To be more specific my argument is that it is quite often enough to break our data model into partitions (a.k.a shards) and break out from the centralized disk model to achieve write scalability. In many cases we may find that we can achieve sufficient throughput and latency just by doing that.
We should consider the use of asynchronous write algorithms to optimize the write performance and latency but due to the inherited complexity that comes with it we should consider that only after we tried simpler alternative such as using db-shards, FLASH disk or memory based devices.
Achieving write throughput without compromising consistency or scalability
The diagram below illustrates one of the examples by which we could achieve write scalability and throughput without compromising on consistency.
As with the previous examples we break our data into partitions to handle our write scaling between nodes. To achieve high throughput we use in-memory storage instead of disk. As in-memory device tend to be significantly faster and concurrent then disk and since network speed is no longer a bottleneck we can achieve high throughput and low latency even when we use synchronous write to the replica.
The only place in which we’ll use asynchronous write is the write to the long-term-storage (disk). As the user transaction doesn’t access the long-term storage directly through the read or write path, they are not exposed to the potential inconsistency between the memory storage and the long-term storage. The long-term storage can be any of the disk based alternatives starting from a standard SQL databases ending with any of the existing disk based NoSQL engines.
The other benefit behind this approach is that it is significantly simpler. Simpler not just in terms of development but simpler to maintain compared with the Eventual Consistency alternatives. In case of distributed system simplicity often correlate with reliability and deterministic behavior.
It is important to note that in this post i was referring mostly to the C in CAP and not CAP in its broad definition. My points was not to say don’t use solution that are based on CAP/EventualConsistency model but rather to say don’t jump on Eventual Consistency based solutions before you considered the implications and alternative approaches. There are potentially simpler approaches to deal with write scalability such as using database shards, or In-memory-data-grids.
As were reaching the age of Terra-Scale devices such as Cisco UCS where we can achieve huge capacity of memory, network and compute power in a single box the area’s in which we can consider to put our entire data in-memory get significantly broader as we can easily store Terra bytes of data in just few boxes. The case of Foursquare’s MongoDB Outage is interesting on that regard. 10gen’s CEO Dwight Merrimanargued that the entire set of data actually needs to be served completely in-memory:
For various reasons the entire DB is accessed frequently so the working set is basically its entire size Because of this, the memory requirements for this database were the total size of data in the database.
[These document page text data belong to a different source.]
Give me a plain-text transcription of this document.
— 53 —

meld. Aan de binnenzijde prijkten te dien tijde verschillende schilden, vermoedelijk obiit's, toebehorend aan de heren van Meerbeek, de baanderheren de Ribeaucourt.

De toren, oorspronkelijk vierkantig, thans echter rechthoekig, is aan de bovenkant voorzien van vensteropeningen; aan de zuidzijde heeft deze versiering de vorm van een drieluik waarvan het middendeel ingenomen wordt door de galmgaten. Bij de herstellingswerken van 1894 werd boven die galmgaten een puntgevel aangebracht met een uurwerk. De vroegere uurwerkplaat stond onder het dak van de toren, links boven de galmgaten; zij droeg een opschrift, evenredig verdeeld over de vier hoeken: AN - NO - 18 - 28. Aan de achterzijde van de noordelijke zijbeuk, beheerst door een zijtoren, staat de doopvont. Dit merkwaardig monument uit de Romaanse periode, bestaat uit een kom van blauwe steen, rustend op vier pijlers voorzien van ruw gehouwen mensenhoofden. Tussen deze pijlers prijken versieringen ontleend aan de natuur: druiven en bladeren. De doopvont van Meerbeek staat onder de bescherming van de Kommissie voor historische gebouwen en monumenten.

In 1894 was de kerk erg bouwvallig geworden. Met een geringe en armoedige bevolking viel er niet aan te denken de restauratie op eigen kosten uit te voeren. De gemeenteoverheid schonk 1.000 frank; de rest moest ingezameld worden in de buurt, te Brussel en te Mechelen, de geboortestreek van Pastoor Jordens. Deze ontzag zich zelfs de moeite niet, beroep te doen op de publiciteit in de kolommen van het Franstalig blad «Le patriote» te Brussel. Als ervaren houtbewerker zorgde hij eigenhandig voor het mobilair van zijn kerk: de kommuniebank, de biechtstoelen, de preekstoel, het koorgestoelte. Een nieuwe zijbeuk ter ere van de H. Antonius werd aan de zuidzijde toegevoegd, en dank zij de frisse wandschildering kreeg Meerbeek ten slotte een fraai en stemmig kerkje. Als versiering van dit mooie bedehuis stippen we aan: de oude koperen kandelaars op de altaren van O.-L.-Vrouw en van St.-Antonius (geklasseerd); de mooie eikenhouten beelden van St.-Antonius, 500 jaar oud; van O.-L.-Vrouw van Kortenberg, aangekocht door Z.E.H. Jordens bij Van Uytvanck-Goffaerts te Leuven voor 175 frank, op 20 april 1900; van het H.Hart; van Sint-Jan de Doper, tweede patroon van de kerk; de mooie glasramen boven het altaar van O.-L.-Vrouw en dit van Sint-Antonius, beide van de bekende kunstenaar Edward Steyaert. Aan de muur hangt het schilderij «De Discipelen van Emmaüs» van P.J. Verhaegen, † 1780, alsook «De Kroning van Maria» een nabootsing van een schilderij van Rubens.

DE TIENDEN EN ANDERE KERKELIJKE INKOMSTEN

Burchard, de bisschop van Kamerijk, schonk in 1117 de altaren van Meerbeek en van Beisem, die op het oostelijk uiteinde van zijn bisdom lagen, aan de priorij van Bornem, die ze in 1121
If the database size exceeded the RAM on the machine, the machine would thrash, generating more I/O requests than the four disks could service.
It is a common misconception to think that putting part of the data in LRU based cache ontop of a disk based storage could yeild better performance as noted in the sanford research The Case for RAM Cloud
..even a 1% miss ratio for a DRAM cache costs a factor of 10x in performance. A caching approach makes the deceptive suggestion that “a few cache misses are OK” and lures programmers into con-figurations where system performance is poor..
In that case using pure In-Memory-Data-Grid as a front end and disk based storage as long term storage could potentially work better and with significantly lower maintenance overhead and higher determinism. The capacity of data in this specific case ( <100GB) shouldn’t be hard to fit into single UCS box or few of the EC2 boxes.